Officials and executives from around 120 embassies and companies in South Korea will be hosted by the ministry to explain the government’s efforts for a safe Olympic Games scheduled for Feb. 9-25 next year, officials told Reuters.
“We plan to actively explain the Olympics will be safe,” one official said.
Officials from the United States, Japan, Russia and China, as well as members of chambers of commerce for Japan, China and Europe will attend, the foreign ministry said.
An official at the Japanese chamber of commerce in South Korea told Reuters they were not specifically aware which companies were planning to attend as the ministry appears to have contacted businesses separately.

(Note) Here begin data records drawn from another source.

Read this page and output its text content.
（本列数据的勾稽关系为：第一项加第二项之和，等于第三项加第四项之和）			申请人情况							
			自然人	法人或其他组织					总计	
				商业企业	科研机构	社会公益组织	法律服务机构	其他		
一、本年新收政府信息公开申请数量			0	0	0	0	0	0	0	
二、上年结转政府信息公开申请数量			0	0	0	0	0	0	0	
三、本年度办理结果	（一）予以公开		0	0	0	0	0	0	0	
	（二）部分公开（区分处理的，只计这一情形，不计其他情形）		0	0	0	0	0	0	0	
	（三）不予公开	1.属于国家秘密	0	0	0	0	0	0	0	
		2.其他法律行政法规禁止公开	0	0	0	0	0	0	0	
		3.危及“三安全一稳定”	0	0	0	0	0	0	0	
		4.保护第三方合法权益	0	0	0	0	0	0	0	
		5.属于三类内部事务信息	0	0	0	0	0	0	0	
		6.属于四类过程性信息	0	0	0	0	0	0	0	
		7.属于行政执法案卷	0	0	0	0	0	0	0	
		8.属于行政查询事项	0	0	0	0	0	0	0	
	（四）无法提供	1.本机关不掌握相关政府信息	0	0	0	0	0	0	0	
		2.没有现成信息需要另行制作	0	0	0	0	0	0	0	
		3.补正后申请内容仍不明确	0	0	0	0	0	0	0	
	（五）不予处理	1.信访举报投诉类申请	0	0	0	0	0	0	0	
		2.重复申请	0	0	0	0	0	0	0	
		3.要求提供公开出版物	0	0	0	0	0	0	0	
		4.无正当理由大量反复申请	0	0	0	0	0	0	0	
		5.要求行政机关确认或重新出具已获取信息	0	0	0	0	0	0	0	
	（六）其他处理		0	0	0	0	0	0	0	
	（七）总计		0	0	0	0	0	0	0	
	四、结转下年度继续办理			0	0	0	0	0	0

In another statement, the ministry added the participants will be briefed on current events regarding North Korea and the Korean peninsula as well as preparations in general for the Pyeongchang Olympics.
Tensions on the Korean peninsula have risen in recent months as North Korea’s leader Kim Jong Un and U.S. President Donald Trump exchanged threats and insults over the North’s nuclear and missile development program.
Concerns over safety grew in tandem as the Games will take place just 80 km (50 miles) from the demilitarized zone between North and South Korea, the world’s most-heavily armed border.
France’s Sports Minister Laura Flessel said last month that if the crisis in the region deepened and athletes’ security could not be guaranteed then they would not travel to the Games. Members of France’s Winter Olympics team, however, have remained optimistic the country will not boycott.
Rattled by rising tensions with North Korea, South Korea has been taking extra measures to try to ensure the safety of the 2018 Winter Games, including setting up a crack cyber defense team and doubling the number of troops, according to officials and documents reviewed by Reuters.
North and South Korea remain technically at war after their 1950-53 conflict with a truce and not a peace treaty.